戦後、不戦平和主義を国是とし、(朝鮮戦争・ベトナム戦争・湾岸戦争・イラク戦争・アフガン戦争などあったが)戦争では一人も殺し殺されることのなかったこの国は「戦争をしない国」から「戦争をする国」(戦争で「殺し殺される国」)に変身することになる。
そして、軍事力を背景にした外交(軍事主義)―強硬外交(タカ派的外交・対決姿勢)
それは国際緊張とりわけアジア諸国に緊張を呼び起こすことになる(かつての日本軍国主義の「悪夢」を想起)。
近隣諸国は、日本が中国と張り合って軍事大国化するのを歓迎し、日本にすり寄ってくるだろうか。否かえって不安がられることになるだろう。
中国・北朝鮮・ロシアそれに韓国でも日本への警戒・反日はさらに強まり、尖閣・竹島・北方領土をめぐる緊張はさらに激化するだろう。北朝鮮はアメリカのみならず日本に対しても脅威感を強め、核・ミサイルをおとなしく手放すどころか、益々すがりついて離さず、「先軍政治」(かつての日本と同様の軍国主義)を取り続けるだろう。
日本の外交力の弱さは、石原氏らは軍事力が弱いからだと言っているが、それはアメリカの軍事力と外交力に頼り切って追従してばかりいるからなのであって、アメリカにも軍事力にも頼らずに、したたかに平和主義と信義に徹してこそ強い外交力をもつことがでるのでは。景気の悪化・不況の原因の一つは日中間の関係悪化である。
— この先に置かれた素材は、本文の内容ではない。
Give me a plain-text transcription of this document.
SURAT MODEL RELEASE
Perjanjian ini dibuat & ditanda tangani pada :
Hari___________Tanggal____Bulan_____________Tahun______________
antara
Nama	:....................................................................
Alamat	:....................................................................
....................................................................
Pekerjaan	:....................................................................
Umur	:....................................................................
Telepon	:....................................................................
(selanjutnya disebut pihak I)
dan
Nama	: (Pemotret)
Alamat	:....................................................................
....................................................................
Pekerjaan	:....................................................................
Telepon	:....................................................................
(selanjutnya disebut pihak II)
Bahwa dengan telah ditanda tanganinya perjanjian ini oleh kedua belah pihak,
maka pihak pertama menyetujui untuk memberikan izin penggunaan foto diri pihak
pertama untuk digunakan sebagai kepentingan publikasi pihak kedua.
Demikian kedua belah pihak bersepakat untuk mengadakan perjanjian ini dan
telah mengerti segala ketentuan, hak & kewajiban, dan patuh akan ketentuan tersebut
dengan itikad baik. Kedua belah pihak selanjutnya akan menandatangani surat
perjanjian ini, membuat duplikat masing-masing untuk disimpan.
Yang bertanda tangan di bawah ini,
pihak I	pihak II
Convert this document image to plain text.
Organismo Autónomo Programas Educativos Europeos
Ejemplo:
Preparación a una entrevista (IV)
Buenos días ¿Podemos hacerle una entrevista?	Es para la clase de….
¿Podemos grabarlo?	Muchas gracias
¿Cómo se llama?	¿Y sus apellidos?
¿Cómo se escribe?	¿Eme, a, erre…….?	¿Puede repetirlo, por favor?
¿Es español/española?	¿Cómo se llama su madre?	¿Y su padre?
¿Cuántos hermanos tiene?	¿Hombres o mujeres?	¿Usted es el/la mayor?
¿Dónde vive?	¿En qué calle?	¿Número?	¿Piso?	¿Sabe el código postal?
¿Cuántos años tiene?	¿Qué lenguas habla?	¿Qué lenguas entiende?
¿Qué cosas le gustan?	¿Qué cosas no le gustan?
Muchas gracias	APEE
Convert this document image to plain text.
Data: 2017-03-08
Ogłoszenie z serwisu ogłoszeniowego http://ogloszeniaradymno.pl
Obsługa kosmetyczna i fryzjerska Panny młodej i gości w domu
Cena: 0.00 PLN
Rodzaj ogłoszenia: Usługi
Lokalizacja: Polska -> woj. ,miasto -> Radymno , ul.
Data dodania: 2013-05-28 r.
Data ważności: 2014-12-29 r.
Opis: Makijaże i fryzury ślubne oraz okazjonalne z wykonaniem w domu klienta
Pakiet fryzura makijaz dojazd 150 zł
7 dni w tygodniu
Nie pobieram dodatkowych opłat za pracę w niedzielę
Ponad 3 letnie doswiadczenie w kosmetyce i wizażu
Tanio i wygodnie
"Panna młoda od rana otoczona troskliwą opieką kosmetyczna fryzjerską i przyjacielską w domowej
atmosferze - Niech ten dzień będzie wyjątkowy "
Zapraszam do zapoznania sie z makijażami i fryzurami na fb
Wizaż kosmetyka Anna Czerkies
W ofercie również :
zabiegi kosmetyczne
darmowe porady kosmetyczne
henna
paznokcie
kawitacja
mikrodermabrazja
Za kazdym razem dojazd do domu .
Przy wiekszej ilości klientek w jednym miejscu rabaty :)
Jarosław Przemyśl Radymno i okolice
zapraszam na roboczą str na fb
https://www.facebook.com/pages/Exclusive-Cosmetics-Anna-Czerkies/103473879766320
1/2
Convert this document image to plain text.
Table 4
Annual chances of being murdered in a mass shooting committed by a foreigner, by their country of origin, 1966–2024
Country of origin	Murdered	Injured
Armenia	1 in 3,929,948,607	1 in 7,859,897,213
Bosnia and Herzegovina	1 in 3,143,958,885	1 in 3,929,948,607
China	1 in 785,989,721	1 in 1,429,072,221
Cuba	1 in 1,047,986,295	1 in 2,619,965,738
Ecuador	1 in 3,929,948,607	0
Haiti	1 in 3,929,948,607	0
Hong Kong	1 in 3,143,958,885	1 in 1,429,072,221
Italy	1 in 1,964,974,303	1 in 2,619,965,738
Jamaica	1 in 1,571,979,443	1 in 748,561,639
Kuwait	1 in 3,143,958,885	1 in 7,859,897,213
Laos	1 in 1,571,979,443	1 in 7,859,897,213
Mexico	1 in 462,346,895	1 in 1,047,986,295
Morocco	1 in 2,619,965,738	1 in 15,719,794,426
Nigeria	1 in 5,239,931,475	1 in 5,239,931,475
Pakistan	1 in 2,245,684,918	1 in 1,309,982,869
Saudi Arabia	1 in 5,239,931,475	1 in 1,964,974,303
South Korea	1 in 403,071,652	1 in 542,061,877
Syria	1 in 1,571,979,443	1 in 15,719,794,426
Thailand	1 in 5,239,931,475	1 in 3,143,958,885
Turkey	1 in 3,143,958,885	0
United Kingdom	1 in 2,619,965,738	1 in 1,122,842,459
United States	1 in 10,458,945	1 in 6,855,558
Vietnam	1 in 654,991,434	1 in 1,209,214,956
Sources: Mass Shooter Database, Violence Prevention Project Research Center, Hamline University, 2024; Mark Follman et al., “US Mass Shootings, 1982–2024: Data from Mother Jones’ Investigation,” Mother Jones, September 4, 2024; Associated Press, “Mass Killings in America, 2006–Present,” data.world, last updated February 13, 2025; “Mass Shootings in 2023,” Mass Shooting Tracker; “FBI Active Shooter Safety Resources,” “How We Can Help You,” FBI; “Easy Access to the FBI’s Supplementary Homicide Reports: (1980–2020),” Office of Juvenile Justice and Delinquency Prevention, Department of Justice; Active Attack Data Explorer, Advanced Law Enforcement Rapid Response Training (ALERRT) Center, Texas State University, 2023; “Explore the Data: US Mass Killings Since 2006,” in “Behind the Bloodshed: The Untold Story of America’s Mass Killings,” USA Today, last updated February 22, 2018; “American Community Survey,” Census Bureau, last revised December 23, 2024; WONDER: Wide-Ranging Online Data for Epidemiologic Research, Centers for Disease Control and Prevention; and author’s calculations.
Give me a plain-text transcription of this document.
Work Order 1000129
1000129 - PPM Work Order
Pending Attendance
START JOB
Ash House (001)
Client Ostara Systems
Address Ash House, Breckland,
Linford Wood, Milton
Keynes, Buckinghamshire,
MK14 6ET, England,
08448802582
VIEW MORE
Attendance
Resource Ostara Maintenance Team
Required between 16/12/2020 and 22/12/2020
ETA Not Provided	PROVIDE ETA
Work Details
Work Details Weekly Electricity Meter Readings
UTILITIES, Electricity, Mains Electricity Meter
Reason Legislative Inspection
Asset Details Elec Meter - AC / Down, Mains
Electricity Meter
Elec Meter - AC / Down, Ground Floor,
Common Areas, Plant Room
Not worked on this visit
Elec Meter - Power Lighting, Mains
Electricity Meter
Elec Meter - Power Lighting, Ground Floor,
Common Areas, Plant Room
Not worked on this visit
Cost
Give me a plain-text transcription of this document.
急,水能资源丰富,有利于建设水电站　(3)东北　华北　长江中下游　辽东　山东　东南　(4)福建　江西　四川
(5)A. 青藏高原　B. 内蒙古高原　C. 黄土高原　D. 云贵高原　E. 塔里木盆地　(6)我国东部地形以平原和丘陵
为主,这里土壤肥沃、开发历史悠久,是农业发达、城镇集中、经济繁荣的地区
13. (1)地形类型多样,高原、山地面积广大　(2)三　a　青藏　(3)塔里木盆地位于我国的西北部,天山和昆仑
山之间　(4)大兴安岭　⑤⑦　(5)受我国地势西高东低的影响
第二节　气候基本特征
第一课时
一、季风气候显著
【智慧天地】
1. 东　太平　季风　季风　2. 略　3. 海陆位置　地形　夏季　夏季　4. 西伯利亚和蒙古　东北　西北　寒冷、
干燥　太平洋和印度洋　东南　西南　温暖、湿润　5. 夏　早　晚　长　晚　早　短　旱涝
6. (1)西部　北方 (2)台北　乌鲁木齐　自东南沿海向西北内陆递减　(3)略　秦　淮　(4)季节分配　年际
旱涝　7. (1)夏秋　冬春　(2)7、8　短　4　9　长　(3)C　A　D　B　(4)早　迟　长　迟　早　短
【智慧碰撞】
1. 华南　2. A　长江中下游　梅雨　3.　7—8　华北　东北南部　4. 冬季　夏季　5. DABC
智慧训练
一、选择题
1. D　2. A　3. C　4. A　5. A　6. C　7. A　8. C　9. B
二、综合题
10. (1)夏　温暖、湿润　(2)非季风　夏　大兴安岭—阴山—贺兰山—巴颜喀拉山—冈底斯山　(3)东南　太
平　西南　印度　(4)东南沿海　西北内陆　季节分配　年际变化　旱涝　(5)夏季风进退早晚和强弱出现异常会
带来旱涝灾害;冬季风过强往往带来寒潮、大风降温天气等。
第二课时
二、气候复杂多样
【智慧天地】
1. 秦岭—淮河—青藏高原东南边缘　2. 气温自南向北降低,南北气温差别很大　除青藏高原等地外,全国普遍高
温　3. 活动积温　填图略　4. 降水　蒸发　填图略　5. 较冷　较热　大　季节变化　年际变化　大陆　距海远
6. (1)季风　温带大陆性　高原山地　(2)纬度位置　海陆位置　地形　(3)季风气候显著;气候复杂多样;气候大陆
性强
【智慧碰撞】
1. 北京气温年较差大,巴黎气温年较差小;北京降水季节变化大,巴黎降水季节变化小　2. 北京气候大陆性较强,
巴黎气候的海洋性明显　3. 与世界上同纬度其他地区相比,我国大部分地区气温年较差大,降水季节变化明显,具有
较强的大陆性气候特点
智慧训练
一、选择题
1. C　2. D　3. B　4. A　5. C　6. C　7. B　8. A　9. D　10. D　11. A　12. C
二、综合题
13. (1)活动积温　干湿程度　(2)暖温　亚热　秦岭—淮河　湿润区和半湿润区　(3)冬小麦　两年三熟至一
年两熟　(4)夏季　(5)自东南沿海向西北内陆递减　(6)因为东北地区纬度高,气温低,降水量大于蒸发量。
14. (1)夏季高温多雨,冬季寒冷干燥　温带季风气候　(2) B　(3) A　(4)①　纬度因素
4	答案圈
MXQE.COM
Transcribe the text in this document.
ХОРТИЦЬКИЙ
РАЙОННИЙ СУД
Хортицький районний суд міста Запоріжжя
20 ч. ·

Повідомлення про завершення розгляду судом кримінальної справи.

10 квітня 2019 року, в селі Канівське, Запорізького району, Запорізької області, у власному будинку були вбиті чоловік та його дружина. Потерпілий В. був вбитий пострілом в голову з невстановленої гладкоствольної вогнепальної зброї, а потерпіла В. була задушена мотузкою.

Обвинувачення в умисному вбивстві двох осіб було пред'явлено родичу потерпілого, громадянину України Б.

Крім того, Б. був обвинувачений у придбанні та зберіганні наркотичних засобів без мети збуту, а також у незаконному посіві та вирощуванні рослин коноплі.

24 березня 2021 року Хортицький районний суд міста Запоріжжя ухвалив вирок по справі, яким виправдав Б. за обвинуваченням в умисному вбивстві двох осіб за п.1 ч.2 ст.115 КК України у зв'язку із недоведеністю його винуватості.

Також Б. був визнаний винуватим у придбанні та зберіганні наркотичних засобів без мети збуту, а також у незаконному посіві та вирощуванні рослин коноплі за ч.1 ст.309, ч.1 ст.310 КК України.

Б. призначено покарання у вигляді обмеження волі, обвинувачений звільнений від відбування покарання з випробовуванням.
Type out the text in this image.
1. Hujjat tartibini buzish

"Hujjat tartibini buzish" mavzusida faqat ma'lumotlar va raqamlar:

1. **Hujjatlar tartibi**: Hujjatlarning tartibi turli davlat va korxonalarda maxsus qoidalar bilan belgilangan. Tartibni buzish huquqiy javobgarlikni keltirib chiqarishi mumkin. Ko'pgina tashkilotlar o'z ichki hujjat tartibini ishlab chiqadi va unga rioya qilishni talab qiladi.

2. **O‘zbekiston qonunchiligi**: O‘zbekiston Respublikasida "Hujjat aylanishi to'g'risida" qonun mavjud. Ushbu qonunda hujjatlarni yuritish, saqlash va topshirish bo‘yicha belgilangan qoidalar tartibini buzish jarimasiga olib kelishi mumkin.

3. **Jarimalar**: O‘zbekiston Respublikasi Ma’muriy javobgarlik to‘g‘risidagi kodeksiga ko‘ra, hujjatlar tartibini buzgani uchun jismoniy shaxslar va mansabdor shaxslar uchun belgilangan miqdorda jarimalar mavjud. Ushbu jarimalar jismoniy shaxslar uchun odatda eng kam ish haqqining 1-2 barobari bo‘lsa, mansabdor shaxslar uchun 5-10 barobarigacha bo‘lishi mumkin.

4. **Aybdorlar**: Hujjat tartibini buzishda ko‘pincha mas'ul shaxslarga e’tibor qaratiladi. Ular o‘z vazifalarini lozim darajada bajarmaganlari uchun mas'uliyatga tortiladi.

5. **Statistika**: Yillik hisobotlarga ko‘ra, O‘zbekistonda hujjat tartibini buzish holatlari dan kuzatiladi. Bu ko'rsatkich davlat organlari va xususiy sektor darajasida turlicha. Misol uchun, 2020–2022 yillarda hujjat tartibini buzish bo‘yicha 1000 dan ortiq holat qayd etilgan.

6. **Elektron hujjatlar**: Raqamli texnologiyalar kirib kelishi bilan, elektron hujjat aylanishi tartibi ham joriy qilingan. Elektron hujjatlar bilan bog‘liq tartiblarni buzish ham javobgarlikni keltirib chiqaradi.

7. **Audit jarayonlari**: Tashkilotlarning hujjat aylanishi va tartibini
それを招いたのは尖閣「国有化」であり、そのきっかけをつくったのは石原前都知事の尖閣購入計画と考えられ、このところの不況の悪化を「石原不況」と言う向きもある。
このところの中国脅威論や北朝鮮脅威論の高まりを追い風にタカ派改憲派が勢いずいているきらいがある。
しかし、安全保障の要諦は「敵をつくらないこと」(田岡俊次)であって、隣国を敵国とせず、不仲な国を友好国に変えることである。憲法9条を変えて中国・北朝鮮を仮想敵国にして軍事体制を強化することではない。現行の日本国憲法は大戦に至る歴史の中で犠牲にされた数多の命(大戦では日本人300万人、アジア諸国民2,000万人の血)で贖って得た、この上もない貴重な「宝物」であり、世界が日本国民に平和の担い手として与えた、いわば責任証書ともいうべきもの(前文には「日本国民は、・・・・・・・政府の行為によって再び戦争の惨禍が起こることのないように決意し・・・・・この憲法を確定する。」「・・・・・これは人類普遍の原理であり、この憲法は、かかる原理に基づくものである。」「われらは、・・・・・・国際社会において、名誉ある地位を占めたいと思う。」「日本国民は、国家の名誉にかけ、全力をあげてこの崇高な理想と目的を達成することを誓う。」と)。これをむざむざ放り出してしまうようなことになってもいいのだろうか。
選挙は改憲派が優勢、まさに歴史的危機というものだ。